枯叶“咔嚓”被踩碎,郁汶才后知后觉地惊醒。
“!”
肩膀被人从背后扣住,用力得几乎能从郁汶肩膀上撕下一块肉。
郁汶被快捏碎的力道折磨得痛叫出声:“疼!”
他脸色大变,迅速地扭过头,想看到底是谁那么大胆,竟然敢在医院行凶,结果——
却是熟人。
下巴被狠狠捏住抬起,被迫迎合刻薄青年的阴鸷眼神。
“你给他灌了什么迷魂药,竟然还带你来这里。

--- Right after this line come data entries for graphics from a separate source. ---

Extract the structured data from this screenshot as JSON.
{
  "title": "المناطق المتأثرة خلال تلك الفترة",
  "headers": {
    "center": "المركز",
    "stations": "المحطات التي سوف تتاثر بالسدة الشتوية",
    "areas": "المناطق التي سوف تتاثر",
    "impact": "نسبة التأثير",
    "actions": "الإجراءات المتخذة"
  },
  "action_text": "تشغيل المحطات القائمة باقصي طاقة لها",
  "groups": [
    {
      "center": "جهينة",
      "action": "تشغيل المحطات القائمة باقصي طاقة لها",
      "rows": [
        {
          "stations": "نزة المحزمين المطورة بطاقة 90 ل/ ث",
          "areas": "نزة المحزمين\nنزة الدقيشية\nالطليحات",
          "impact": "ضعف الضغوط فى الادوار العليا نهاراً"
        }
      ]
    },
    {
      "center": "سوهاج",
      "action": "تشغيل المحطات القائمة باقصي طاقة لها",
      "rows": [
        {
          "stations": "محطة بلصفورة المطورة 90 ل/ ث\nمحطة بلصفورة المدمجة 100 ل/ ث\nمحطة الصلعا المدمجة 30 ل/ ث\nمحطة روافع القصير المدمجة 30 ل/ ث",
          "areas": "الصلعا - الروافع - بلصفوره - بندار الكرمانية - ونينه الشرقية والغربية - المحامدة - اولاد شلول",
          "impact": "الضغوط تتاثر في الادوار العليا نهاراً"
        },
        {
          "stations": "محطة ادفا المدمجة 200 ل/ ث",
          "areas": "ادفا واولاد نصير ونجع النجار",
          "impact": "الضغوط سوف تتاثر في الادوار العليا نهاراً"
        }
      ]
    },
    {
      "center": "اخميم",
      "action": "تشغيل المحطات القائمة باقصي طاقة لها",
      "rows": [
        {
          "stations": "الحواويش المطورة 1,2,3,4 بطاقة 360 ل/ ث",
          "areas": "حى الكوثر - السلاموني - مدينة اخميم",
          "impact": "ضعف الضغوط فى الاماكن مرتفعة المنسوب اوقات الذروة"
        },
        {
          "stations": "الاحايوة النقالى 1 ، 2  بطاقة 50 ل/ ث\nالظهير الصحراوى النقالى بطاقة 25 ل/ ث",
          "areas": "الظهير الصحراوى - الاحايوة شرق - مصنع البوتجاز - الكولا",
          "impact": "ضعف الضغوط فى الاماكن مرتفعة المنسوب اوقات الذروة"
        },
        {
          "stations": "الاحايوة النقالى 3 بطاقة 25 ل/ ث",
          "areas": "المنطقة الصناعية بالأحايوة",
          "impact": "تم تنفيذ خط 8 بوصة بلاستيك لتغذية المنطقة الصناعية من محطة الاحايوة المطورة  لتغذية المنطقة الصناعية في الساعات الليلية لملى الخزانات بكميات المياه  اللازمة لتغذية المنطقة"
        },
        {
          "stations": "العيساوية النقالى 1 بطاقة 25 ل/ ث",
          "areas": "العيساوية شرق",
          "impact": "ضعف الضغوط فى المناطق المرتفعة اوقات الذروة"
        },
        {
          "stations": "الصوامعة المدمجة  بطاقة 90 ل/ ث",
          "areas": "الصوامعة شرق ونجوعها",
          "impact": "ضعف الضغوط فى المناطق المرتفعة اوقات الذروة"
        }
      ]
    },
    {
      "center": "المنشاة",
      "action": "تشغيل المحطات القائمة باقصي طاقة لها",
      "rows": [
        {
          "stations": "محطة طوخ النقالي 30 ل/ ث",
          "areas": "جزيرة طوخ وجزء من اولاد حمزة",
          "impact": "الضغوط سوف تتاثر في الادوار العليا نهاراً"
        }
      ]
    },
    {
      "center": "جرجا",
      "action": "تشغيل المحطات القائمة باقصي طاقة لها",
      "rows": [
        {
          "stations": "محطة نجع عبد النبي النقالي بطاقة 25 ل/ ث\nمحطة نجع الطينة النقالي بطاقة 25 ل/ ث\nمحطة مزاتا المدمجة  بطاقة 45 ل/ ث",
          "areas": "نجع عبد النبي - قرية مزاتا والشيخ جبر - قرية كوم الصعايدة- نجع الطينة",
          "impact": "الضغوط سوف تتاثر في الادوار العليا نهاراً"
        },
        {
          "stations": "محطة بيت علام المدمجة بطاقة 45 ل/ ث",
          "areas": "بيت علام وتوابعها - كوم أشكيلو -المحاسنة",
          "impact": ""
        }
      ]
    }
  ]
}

”
郁汶被他捏得生疼,一时间升不起任何讨好对方的欲望,眉毛沉下,用力扭头,抽了黎玉林的手背一巴掌。
黎玉林没想到他会躲,竟被郁汶挣开。
郁汶恼怒地抿起唇,脑内响起警铃,努力思考着黎玉林说的话是什么意思。
无果。
黎玉林兴致全无,嫌恶地擦了擦刚刚与郁汶下巴接触的指腹,视线处映满对方下颌处挥之不去的红痕。
他还没用力,就红成这样。
黎玉林一想到葬礼时他被黎雾柏宣布成为自己的嫂子后,原本瞧不起的轻蔑彻底转变成反感。
蒋觅对这金丝雀的兴味并没有增加他的兴致,反倒越发让他从无感转变成讨厌。
父亲半年前就陆陆续续入院治疗,自两个月前病倒后,就暂时由大哥接管正在经营的项目,平时他会醒着与来探视自己的子女对话,但兴致不高的时候,就会将人拒之门外。
黎玉林今天照例碰了一鼻子灰。
所以,郁汶的出现更让他气不打一处来。
手背上没有感觉,但黎玉林意外瞥见红了一块,眉目凌厉地瞪视着郁汶。
郁汶还对黎玉林抱有一丝丝希望。
他见到黎玉林的眼神,内心暗叫了一声,可又不肯拉下脸和黎玉林道歉——毕竟是黎玉林自己先动手动脚的,难道还要把锅推到郁汶身上吗?
郁汶哼了一声:“怎么?就许你来这看病,不许我来吗?”
黎玉林被他噎了一句。
他冷笑着睨郁汶,当初在葬礼的时候他没有细看,如今近看,青年的皮肤比起黎玉林在会所不知细腻了多少倍。
可见对方这段时间过得有多滋润。
而就算郁汶不说,郁汶浑身上下的装束想也知道是谁替他一手操办的。
勾人的模样里哪里有一分替黎卓君守寡的欲望?恐怕别还在守寡期偷偷与人私通就谢天谢地了。
郁汶被他盯得浑身发毛。
如果说黎雾柏是令人逃脱不了的掌控感,黎玉林的眼神则更像……时时刻刻含着恶意般,狠狠刮过郁汶的皮肉。
难道等到黎雾柏斗不过对方时,他就要和这样阴毒的人合作吗?
郁汶发了个抖。
他忍不住忍住没把“神经病”骂出口:“我怎么知道你在这,未免把我想得太神通广大了吧?”
自恋狂。
郁汶默默在心里翻了白眼。
“就算是故意的,那也是大哥仁慈,谁叫我是他弟弟的妻子?”
郁汶故意拿出黎雾柏的名头来压黎玉林。
反正当初黎玉林在葬礼一言不发,不愿意承认他的身份,却又不敢跳出来直接反驳黎雾柏,鬼知道他是不是欺软怕硬啊?
换句话说,郁汶可是被黎雾柏承认的黎玉林的嫂子。
不过他没敢真让黎玉林叫他“嫂子”。
别说能不能真的逼到黎玉林这样叫,郁汶怕他这样做,以后黎玉林恼羞成怒,彻底断了郁汶的生路。
黎玉林与他冷冷对视。
尽管他同郁汶站在同一块地方,但阳光总不愿意眷顾他,阴鸷青年脸颊侧边被阴影吞没。
郁汶描摹了半分钟对方的面容,愣是没从里面发现与黎雾柏相似的特征,古怪地挪开视线。
“你不会……被大哥从家里赶了出来吧?”
郁汶眼皮跳了跳,黎玉林听完他的问题,不可置信地“啊”了一声,阴沉地指了指自己,“我?”
“你疯了?他敢赶我?”
郁汶直言不讳地道:“谁叫我从来没见过你回来住。”
他大放厥词的模样好像真显得他成了黎宅的主人,让黎玉林狠狠抽了抽眉,冷冷道,“还不是因为有谁在。”